4. Treatment Options
Medical management will include the use of surgical techniques to correct alignment of the long bones as needed, decreasing bone pain as much as possible, and stabilizing fractures early to prevent bone deformities. For those with moderate and severe OI types, medical management will include different drug approaches to help increase bone density and decrease fracture rates. There are different “bisphosphonate” drugs that can be used to treat OI, and more trials of different drugs are ongoing. Other new therapies for the two common severe OI types are also being tested, which may help to increase the amount of good bone in these types of OI.
Even though there is no cure for OI, many of the problems associated with OI can be treated and managed. In addition to working with a variety of medical specialists, families will also need to learn how to best care for and help support the child. Medical management and working with a variety of medical specialists may help to keep the complications of OI to a minimum or decrease the severity of these complications.
Bone Mass Measurement in Osteogenesis Imperfecta: The Osteogenesis Imperfecta Foundation and The Osteoporosis Foundation sponsored a workshop to develop guidelines for bone mass measurement in OI. The following guidelines, developed from the workshop statements, are provided with commentary and literature review. The resulting guidelines do not supersede individual professional judgment in patient evaluation or practice and are meant to be used as a tool to determine necessary exams to be obtained in OI.
Emerging Therapies: A Report from the Osteogenesis Imperfecta Foundation’s Workshop on Treatment of Osteogenesis Imperfecta discussed emerging therapies such as samarium and growth hormone. Bisphosphonates continue to be the recommended treatment for moderate OI types, and other treatments should be done in well-organized clinical studies to show the benefits of other OI treatments.
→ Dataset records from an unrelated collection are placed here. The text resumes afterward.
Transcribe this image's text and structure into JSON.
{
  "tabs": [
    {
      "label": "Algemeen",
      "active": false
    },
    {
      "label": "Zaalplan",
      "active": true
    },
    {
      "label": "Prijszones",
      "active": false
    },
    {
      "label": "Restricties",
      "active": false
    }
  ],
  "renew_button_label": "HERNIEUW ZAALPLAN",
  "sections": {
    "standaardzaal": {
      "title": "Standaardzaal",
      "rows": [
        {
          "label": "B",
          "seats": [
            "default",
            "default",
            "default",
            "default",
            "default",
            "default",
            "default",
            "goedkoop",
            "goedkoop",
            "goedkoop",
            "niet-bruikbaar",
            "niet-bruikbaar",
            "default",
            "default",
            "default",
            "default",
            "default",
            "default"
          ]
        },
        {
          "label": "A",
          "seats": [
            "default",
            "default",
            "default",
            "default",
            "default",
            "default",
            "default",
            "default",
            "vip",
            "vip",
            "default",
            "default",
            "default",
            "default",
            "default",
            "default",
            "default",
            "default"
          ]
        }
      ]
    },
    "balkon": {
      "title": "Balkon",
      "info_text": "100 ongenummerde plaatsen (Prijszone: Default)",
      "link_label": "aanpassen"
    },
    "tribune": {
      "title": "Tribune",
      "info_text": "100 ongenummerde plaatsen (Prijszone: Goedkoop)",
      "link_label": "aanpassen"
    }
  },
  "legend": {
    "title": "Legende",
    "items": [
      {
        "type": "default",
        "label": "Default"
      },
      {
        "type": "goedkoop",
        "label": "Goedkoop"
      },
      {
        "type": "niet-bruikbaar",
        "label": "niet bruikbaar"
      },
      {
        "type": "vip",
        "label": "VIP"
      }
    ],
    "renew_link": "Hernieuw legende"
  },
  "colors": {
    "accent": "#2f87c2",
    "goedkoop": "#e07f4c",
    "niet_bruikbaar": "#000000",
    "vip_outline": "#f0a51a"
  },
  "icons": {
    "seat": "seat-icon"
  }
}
5. Living with Osteogenesis Imperfecta
In the United States, there are two active national organizations for people affected by OI, the Osteogenesis Imperfecta Foundation and the OI Foundation. Both groups play an active role in a number of different topics, such as research, and can assist you with networking and finding resources. The YODA project (Your OI Data Access), hosted by the Osteogenesis Imperfecta Foundation, serves to collect medical data from people living with OI for analysis by researchers. With only two exceptions, no data entered into the YODA Project’s database is kept with other patient identifiable information. The data entered by patients is kept confidential and cannot be used to identify individuals.
Children with OI have several healthcare needs. How much medical care a child with OI requires, and which doctors provide that care, varies depending on the child and the severity of his or her OI. Many, but certainly not all, children with OI receive care from a bone specialist or orthopedist. Other common medical specialists include geneticists (a doctor who studies inherited conditions) and ophthalmologists (a doctor who studies the eye). The care of a child with OI is usually coordinated by a pediatrician or a family practice doctor. In addition, any child with OI should have an adult dentist, as well as a pediatric dentist, and families are often surprised to learn that the old recommendation that children with OI be on a “soft diet” might not be the best way to ensure good dental health. Many young adults receive their care from a doctor who treats adults; such a physician might be a general practitioner (a doctor, also referred to as a primary care provider, who can provide routine, everyday healthcare), a family practice doctor, or a general internist (a doctor who offers comprehensive care for adults).